I had a dream last night where you were a transsexual in a low cut blue dress with lovely long brown hair. You were very pretty. I hope you are well.
My face smells like last night's lay. I need a whore bath. Or a corndog.
Farted during a conference call.SBD. permeated the room people were gonna puke.noone could say anything or leave cus we were on the phone with clients. coworkers were outraged.how I still have a job is beyond me.
what is the aproppriate waiting time between having sex and playing super Mario brothers
6 min
She forced me to throw up so it would "rejuvenate" me. It worked and then we took six more shots and did a keg stand. You know what I call that? Friendship.
See what happens chris. I told u not to invite her over. Now shes on her way to jail and were stuck with two pomeranians.
Unless you've also woken up wearing a poncho and a ring pop, I suggest you don't judge me. Okay, I even judged myself for that.
Fairly certain I cracked a rib. Masturbation is not for the weak. I die now.
You left me a message at 3am crying because you just found out there's a Paddington Bear statue in Peru.
Which sister was it? The one I accidentally hit when my shoe flew off or the one I ate candy off of when we were high?
Got kicked out of the club and woke up at a frat house. Good night? Couldn't tell you.
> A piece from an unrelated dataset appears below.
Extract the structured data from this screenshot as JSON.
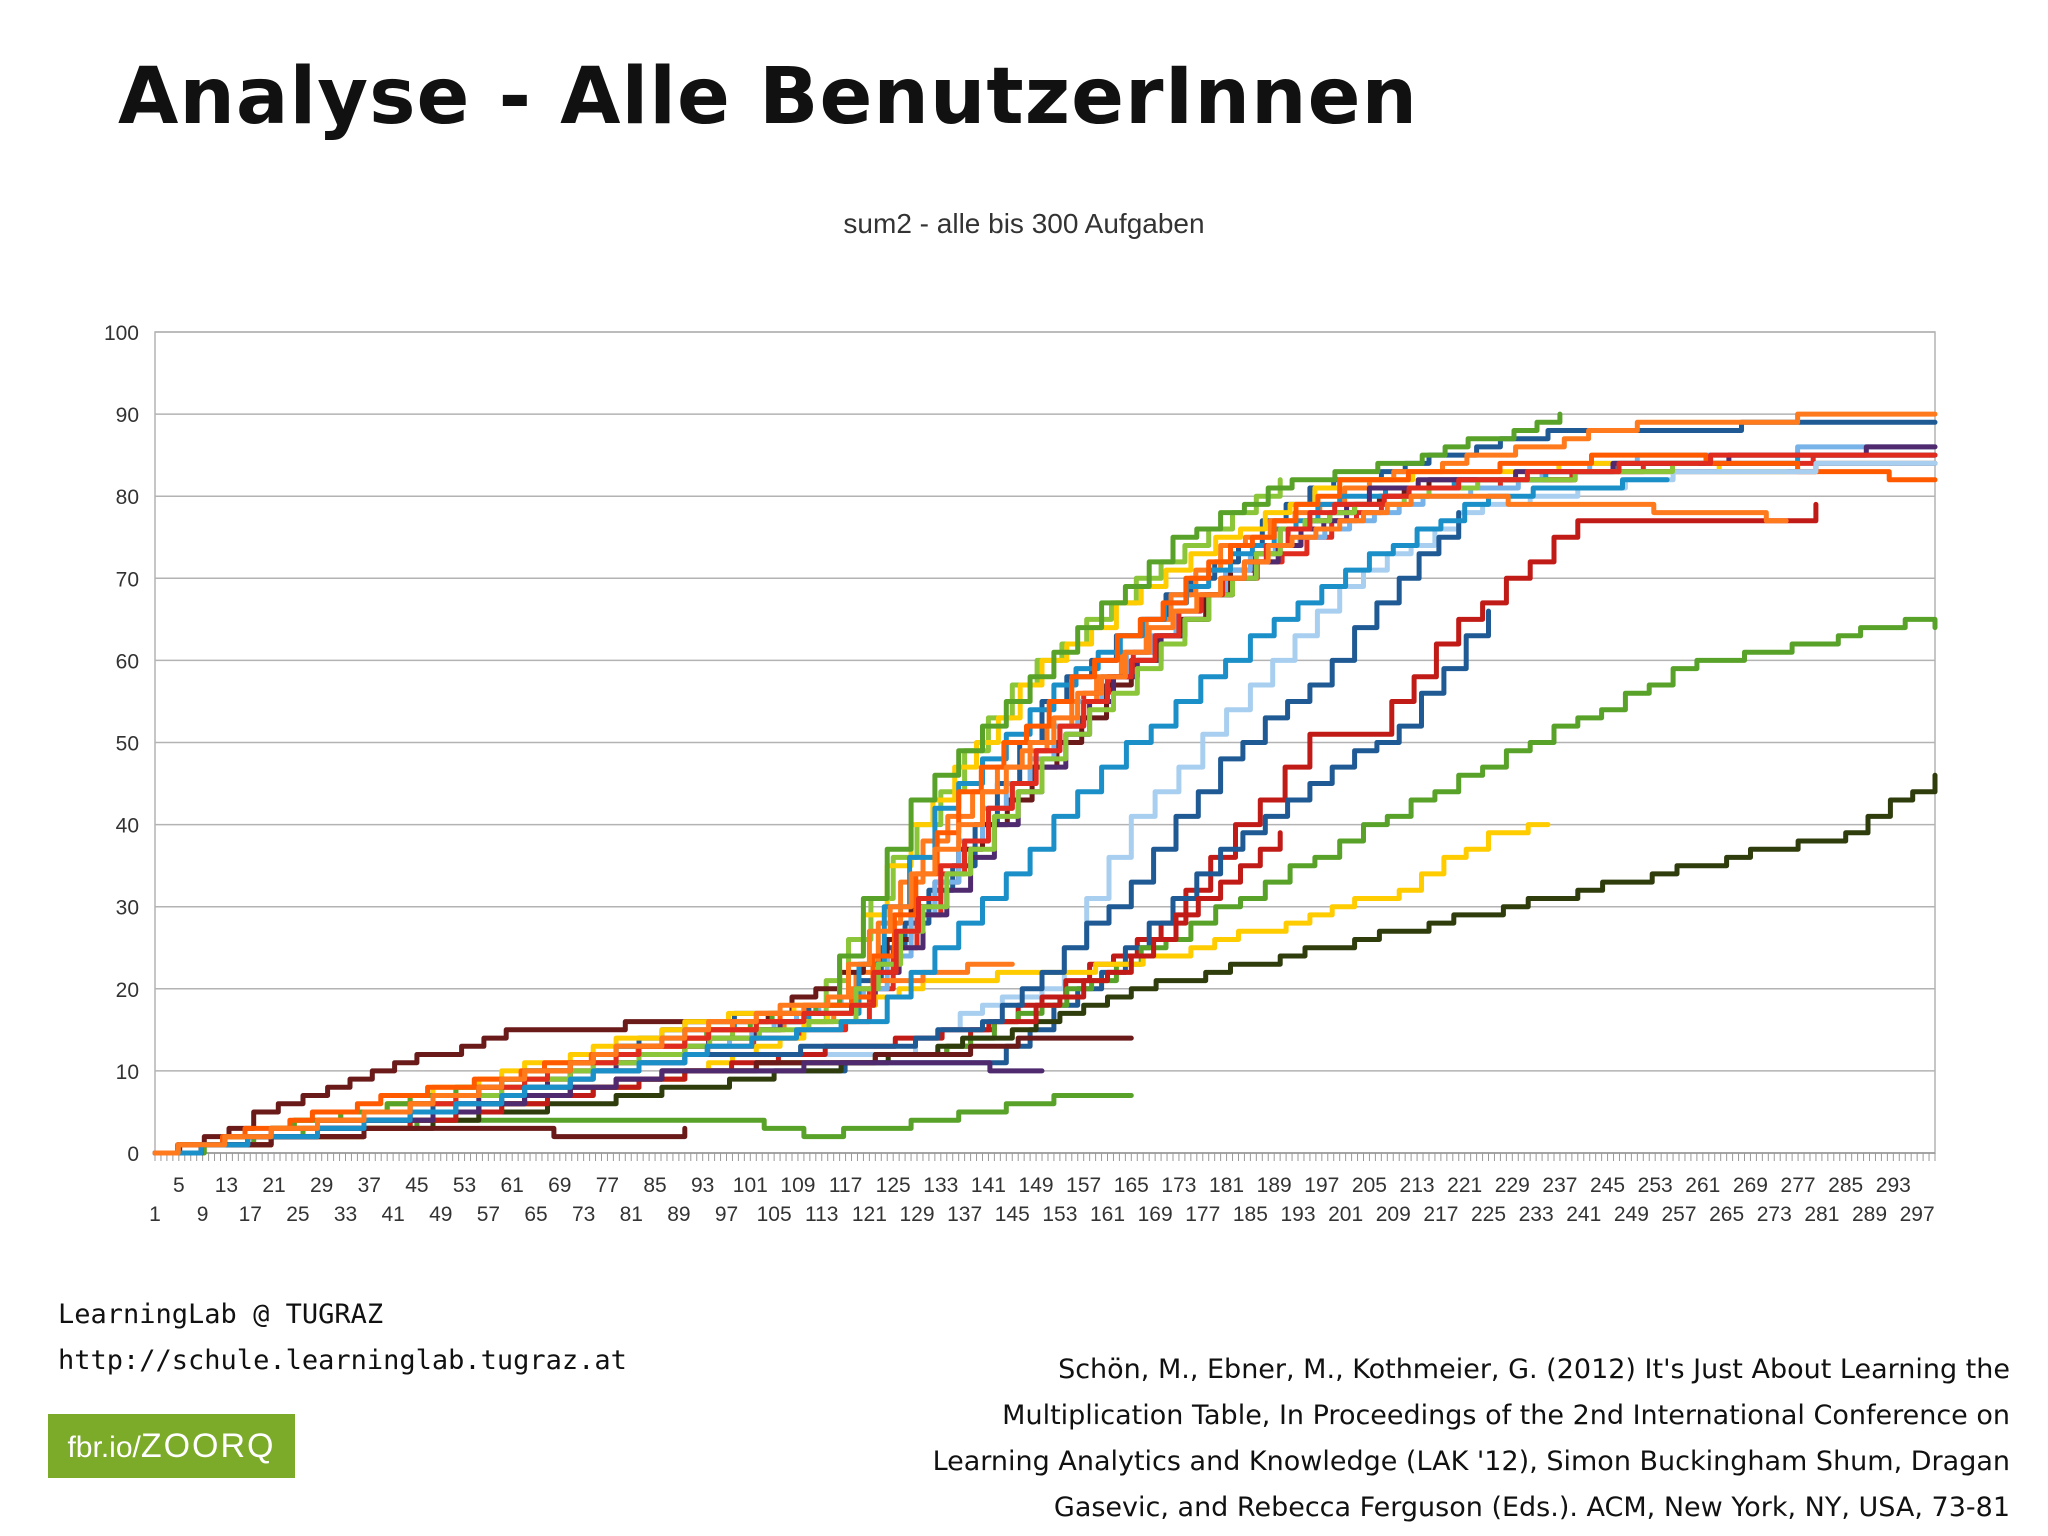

I got a date out of it I'm glad someone thinks my drinking problem is cute.
You need to get out of there before he falls in love with you.
I just remembered that I insisted everyone watch porn together last night.
How is it that I know 4 different bartenders who won't charge me for drinks, but I can't get laid?
It occurred to me today, whilst I was on the phone to boyfriend number 1, whilst in the car with boyfriend number 2 who was dropping me at the shops to meet boyfriend number 3 to help me buy a present for boyfriend number 4 that I should be having much more sex than I am.